Coco | s. m. | adj.
s. m., Bot.,
fruto do coqueiro;
Para um rapaz de dez ou onze anos, ir ao cinema significa normalmente ir ver algo que o vai divertir durante umas horas. Usualmente serão filmes de animação ou comédias, alguns filmes de acção sem excessos, e filmes fantásticos (A Guerra das Estrelas p.e.).
Numa bela quarta-feira à tarde nos idos de setenta, vi um filme que veio marcar a minha forma de ver e sentir o humor. O título parecia ser interessante e as imagens nos cartazes eram apelativas: tratava-se de uma história passada na idade média com cavaleiros de armadura e espada, castelos, donzelas e batalhas e isso tudo. Embora naquela altura às quartas-feiras houvesse sempre sessão de cinema no velho teatro D.Luís Filipe, nem sempre os títulos eram grande espingarda. Às vezes acontecia, o que a malta costumava dizer, uma ‘banhada’! Um dos que me vem à memória foi “Mon oncle d’Amérique”. Manifestamente ou não tinha idade para o ver na altura que vi, ou a nouvelle vague francesa não faz o meu género.
De regresso aos nossos cavaleiros. As imagens iniciais do filme perdem-se já nas brumas da memória, mas há uma que fica para sempre: quando saídos detrás de uns arbustos na floresta a trote dos seus ‘cavalos’, vemos um grupo de cavaleiros vestidos a rigor mas... sem cavalos! Hélas, o som do trote era nem mais nem menos do que duas metades de um coco que eles faziam soar uma na outra num movimento de braços e mãos que acompanhava o ritmo da ‘cavalgada’ das pernas. Mas que diabo era aquilo!!!
O filme entretanto decorreu normalmente. Tão normalmente quanto se pode chamar de normal uma histórias de cavaleiros com cocos em vez de cavalos, monstros em forma de coelho, andorinhas de várias latitudes e last but not the least a prisão de toda a gente pela polícia pelo homícido de alguém que verdadeiramente nem entendi que fazia ali no filme. E com as sirenes da polícia a interromperem uma batalha campal crucial!... E depois o filme acaba. Assim sem mais. Parecia que a bobine tinha partido. Nem fim, nem the end, nem genérico. Nada. Niente. Ziltsch. A malta toda ficou a olhar para o projectista, que entretando já tinha acendido as luzes do teatro para que não houvessem dúvidas que o filme tinha acabado. Ele limitou-se a encolher os ombros e a rir. Bem, parecia que tínhamos sido vítimas de alguém com um sentido de humor algo bizarro... E logo a meio da batalha! Onde é que agora ia ver o resto do filme!?
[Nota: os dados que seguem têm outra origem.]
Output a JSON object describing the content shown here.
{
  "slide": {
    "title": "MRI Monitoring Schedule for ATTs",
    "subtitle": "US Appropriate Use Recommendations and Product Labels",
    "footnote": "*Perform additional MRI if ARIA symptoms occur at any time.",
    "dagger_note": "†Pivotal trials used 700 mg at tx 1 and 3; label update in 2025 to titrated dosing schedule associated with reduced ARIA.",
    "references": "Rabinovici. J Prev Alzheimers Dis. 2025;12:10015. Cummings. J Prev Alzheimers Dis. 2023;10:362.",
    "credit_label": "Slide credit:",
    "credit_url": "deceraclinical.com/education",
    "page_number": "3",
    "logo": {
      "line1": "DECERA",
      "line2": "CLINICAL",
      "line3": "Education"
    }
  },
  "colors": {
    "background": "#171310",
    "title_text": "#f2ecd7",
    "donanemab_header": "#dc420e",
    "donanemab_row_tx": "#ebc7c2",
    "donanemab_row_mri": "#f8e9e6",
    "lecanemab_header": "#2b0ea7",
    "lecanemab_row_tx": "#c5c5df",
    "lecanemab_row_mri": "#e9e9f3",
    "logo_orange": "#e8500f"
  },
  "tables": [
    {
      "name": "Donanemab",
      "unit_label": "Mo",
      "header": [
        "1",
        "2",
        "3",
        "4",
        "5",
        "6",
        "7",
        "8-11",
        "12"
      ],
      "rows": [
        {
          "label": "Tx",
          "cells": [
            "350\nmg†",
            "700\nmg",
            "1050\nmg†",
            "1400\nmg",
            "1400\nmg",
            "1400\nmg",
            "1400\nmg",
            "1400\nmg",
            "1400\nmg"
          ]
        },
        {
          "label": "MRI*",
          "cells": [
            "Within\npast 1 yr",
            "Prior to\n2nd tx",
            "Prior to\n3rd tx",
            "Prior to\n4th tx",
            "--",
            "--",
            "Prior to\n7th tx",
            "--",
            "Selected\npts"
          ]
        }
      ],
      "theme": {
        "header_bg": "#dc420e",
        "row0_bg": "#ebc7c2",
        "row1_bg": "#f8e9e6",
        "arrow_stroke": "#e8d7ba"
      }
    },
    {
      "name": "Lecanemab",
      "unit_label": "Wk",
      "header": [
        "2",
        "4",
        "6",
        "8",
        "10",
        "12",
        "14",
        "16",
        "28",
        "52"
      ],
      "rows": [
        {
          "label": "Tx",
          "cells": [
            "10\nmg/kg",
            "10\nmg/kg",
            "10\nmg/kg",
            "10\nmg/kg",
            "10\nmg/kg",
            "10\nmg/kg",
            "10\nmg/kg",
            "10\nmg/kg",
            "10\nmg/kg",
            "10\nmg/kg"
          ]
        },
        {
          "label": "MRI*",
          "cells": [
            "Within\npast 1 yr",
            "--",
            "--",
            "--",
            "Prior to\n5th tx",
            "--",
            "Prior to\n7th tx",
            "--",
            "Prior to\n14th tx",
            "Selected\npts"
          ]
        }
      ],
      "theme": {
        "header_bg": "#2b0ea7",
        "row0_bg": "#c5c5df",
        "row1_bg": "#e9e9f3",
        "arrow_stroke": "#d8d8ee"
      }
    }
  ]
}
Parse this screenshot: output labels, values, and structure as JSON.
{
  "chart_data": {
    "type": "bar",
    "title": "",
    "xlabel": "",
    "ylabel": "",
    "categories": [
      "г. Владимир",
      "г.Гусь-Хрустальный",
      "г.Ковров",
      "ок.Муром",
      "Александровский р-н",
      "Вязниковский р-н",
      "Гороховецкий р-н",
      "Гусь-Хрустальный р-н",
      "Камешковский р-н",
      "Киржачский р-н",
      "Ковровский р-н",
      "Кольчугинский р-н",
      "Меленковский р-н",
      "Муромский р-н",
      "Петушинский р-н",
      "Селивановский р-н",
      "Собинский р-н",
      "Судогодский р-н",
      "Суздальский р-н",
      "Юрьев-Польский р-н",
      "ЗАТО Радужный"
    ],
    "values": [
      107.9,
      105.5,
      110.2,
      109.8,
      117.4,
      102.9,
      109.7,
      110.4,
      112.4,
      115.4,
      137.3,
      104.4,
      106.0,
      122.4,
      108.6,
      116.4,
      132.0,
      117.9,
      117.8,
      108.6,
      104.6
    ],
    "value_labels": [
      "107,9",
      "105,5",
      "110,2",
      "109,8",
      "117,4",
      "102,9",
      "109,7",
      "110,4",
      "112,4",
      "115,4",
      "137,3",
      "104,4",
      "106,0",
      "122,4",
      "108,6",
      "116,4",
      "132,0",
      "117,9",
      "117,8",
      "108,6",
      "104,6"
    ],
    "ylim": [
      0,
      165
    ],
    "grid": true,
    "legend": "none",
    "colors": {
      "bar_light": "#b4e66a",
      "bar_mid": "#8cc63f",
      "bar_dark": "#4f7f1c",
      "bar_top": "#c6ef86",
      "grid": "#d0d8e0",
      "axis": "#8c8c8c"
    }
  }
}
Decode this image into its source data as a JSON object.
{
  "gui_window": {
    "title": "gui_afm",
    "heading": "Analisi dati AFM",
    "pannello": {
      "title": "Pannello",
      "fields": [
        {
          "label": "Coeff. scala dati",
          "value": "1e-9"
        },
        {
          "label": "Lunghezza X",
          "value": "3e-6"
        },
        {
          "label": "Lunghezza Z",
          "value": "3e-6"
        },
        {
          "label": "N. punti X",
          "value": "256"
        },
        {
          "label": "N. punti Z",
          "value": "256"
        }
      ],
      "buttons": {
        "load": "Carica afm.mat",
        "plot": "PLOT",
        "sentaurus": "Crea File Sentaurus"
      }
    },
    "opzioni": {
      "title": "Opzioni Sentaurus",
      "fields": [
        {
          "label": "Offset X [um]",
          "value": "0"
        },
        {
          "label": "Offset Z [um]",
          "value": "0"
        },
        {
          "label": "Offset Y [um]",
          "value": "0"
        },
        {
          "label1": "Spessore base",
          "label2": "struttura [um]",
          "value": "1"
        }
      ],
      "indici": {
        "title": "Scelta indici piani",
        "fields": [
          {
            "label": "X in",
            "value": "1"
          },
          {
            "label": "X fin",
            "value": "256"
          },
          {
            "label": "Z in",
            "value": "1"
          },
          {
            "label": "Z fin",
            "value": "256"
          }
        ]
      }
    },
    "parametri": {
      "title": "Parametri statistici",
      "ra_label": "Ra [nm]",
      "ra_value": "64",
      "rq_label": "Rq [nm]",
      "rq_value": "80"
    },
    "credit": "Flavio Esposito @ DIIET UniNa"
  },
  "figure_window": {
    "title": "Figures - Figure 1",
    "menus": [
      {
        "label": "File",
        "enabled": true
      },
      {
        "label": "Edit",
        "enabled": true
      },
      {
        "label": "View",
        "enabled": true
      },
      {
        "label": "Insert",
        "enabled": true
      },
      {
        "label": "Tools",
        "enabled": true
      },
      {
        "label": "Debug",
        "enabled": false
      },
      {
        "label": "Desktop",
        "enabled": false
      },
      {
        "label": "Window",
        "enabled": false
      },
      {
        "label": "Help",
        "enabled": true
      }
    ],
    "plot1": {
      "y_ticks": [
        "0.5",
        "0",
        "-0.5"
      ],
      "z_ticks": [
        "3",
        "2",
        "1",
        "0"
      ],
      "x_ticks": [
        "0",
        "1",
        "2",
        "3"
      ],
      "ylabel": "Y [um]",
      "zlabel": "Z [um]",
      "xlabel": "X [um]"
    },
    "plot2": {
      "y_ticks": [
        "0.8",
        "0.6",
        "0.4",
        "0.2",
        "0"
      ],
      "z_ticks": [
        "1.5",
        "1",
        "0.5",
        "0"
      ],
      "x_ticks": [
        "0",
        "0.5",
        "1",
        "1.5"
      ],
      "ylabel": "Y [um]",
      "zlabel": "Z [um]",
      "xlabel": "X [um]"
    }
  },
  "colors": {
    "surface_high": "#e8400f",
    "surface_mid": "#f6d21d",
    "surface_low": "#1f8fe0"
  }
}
Toda a gente saiu comentado: “Que banhada, meu. F***-se!!!” “Podes crer!” “E a cena dos cocos!?” “Hiiii, meu nem me fales!”. E assim se passaram umas horas. E uns dias. E umas semanas. E não parámos de comentar o filme nos seus múltiplos ângulos, nas suas múltiplas formas, cenas, gags, eu sei lá! Ele era a cena do cavaleiro negro, ele era a cena do coelho monstro, ele era a cena das andorinhas do abismo (e das resposta erradas). Todo o filme foi dissecado nas semanas que se seguiram à sua exibição e aquilo que inicialmente tinha sido entendido como uma ‘banhada’ começava a transformar-se em algo estranhamente diferente. Afinal aquilo era humor!? Era assim o humor inglês? Ná. Não podia ser. Aquilo era diferente. Muito diferente. Que impacto! E logo aos 10 anos...
Tínhamos acabado de ver apenas um filme dos Monthy Python. Essa obra-prima do humor que dá pelo nome de “O Cálice Sagrado”.
Depois a história continuou. Lá vieram “A Vida de Brian”, “O Sentido da Vida” e a suprema série de TV “Monthy Python Flying Circus” (a ordem é minha).
E a minha forma de olhar e interpretar o que se passava à minha volta, passou a ser diferente. Um pouco mais... humorada?